The Plotline is simple enough, but the way in which it is stitched together is everything but. Oculus, as the Title subtlety suggests, deceives the eye at every turn. Both time and space are played with as Kaylie and Tim battle to make sense of their surroundings. It’s mesmerizing to watch as the desire to predict the Film’s end is quickly trumped by the desire to endure its psychological exploits. Flanagan’s Script spins a yarn that appears scattered at first, but is ultimately cohesive in a most impressive manner. By the Film’s end the layers unfold in such a way that fans will be left intrigued and eager for analysis and discussion.

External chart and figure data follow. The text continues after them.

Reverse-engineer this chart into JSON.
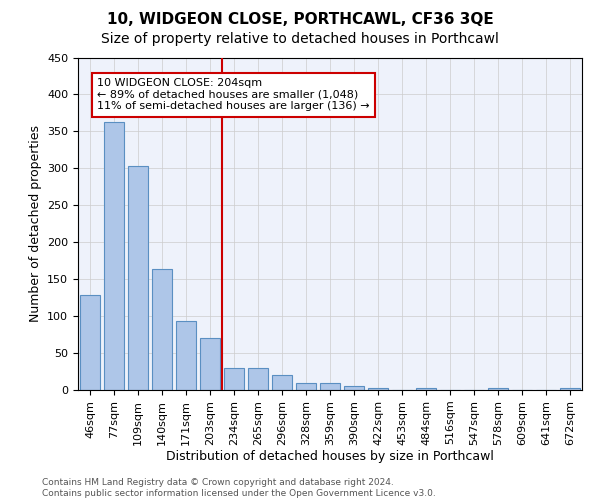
{
  "title": "10, WIDGEON CLOSE, PORTHCAWL, CF36 3QE",
  "subtitle": "Size of property relative to detached houses in Porthcawl",
  "xlabel": "Distribution of detached houses by size in Porthcawl",
  "ylabel": "Number of detached properties",
  "bar_values": [
    128,
    363,
    303,
    164,
    94,
    70,
    30,
    30,
    20,
    10,
    10,
    5,
    3,
    0,
    3,
    0,
    0,
    3,
    0,
    0,
    3
  ],
  "bar_labels": [
    "46sqm",
    "77sqm",
    "109sqm",
    "140sqm",
    "171sqm",
    "203sqm",
    "234sqm",
    "265sqm",
    "296sqm",
    "328sqm",
    "359sqm",
    "390sqm",
    "422sqm",
    "453sqm",
    "484sqm",
    "516sqm",
    "547sqm",
    "578sqm",
    "609sqm",
    "641sqm",
    "672sqm"
  ],
  "bar_color": "#aec6e8",
  "bar_edge_color": "#5a8fc2",
  "vline_x": 5.5,
  "vline_color": "#cc0000",
  "annotation_box_text": "10 WIDGEON CLOSE: 204sqm\n← 89% of detached houses are smaller (1,048)\n11% of semi-detached houses are larger (136) →",
  "annotation_box_color": "#cc0000",
  "ylim": [
    0,
    450
  ],
  "yticks": [
    0,
    50,
    100,
    150,
    200,
    250,
    300,
    350,
    400,
    450
  ],
  "background_color": "#eef2fb",
  "grid_color": "#cccccc",
  "footer_text": "Contains HM Land Registry data © Crown copyright and database right 2024.\nContains public sector information licensed under the Open Government Licence v3.0.",
  "title_fontsize": 11,
  "subtitle_fontsize": 10,
  "label_fontsize": 9,
  "tick_fontsize": 8
}
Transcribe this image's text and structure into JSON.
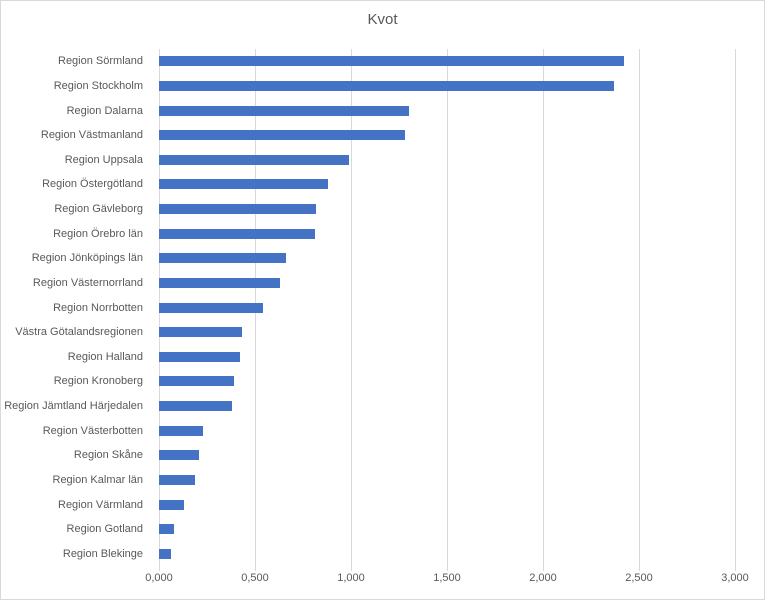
{
  "chart_data": {
    "type": "bar",
    "orientation": "horizontal",
    "title": "Kvot",
    "categories": [
      "Region Sörmland",
      "Region Stockholm",
      "Region Dalarna",
      "Region Västmanland",
      "Region Uppsala",
      "Region Östergötland",
      "Region Gävleborg",
      "Region Örebro län",
      "Region Jönköpings län",
      "Region Västernorrland",
      "Region Norrbotten",
      "Västra Götalandsregionen",
      "Region Halland",
      "Region Kronoberg",
      "Region Jämtland Härjedalen",
      "Region Västerbotten",
      "Region Skåne",
      "Region Kalmar län",
      "Region Värmland",
      "Region Gotland",
      "Region Blekinge"
    ],
    "values": [
      2.42,
      2.37,
      1.3,
      1.28,
      0.99,
      0.88,
      0.82,
      0.81,
      0.66,
      0.63,
      0.54,
      0.43,
      0.42,
      0.39,
      0.38,
      0.23,
      0.21,
      0.19,
      0.13,
      0.08,
      0.06
    ],
    "xlabel": "",
    "ylabel": "",
    "xlim": [
      0,
      3
    ],
    "x_tick_interval": 0.5,
    "x_tick_labels": [
      "0,000",
      "0,500",
      "1,000",
      "1,500",
      "2,000",
      "2,500",
      "3,000"
    ],
    "decimal_separator": ",",
    "grid": true,
    "legend_position": "none",
    "colors": {
      "bar": "#4472C4",
      "gridline": "#D9D9D9",
      "text": "#595959",
      "background": "#FFFFFF",
      "chart_border": "#D9D9D9"
    }
  }
}
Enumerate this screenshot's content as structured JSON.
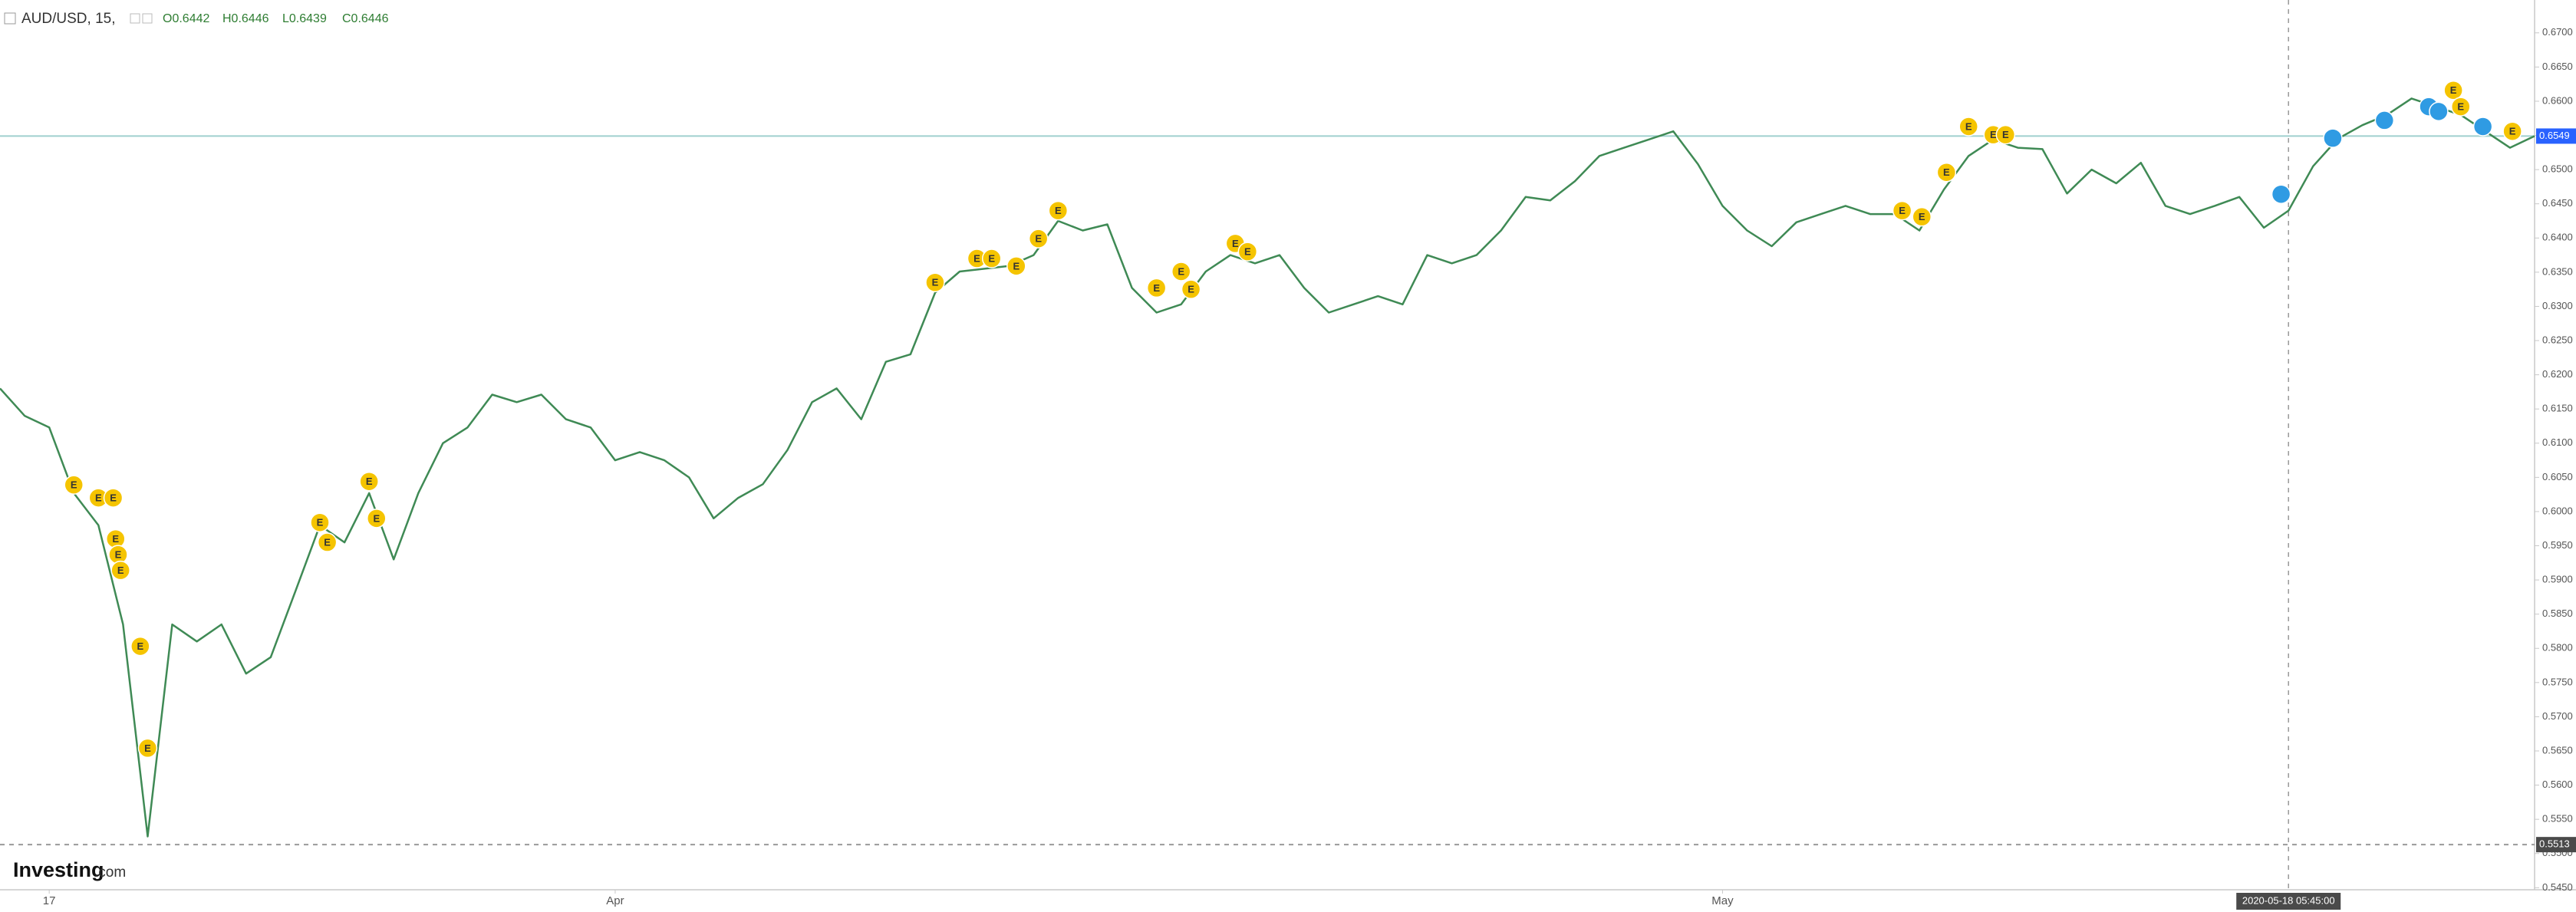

Additional notes of merit concern the Director’s use of space and pacing. Confined to the house for the majority of the Film, it’s important to note how well these grounds are used. In addition, the speed through which he traverses these grounds are as contemplative and they are clever. The audience is given adequate time to think things through whilst still being heavily engaged in the developing narrative. The Actors deserve kudos as well, especially the younger versions of Kaylie and Tim (Annalise Basso & Garrett Ryan). As it is there job to stimulate fear in the audience by reacting to the paranormal threats that berate them, it must be said that theirs is a job well done.
The Horror genre is alive and bleeding thanks to the brilliance of Oculus. Fans and the frightened alike will not be disappointed.
VVS Films release OCULUS on Friday, April 11, 2014.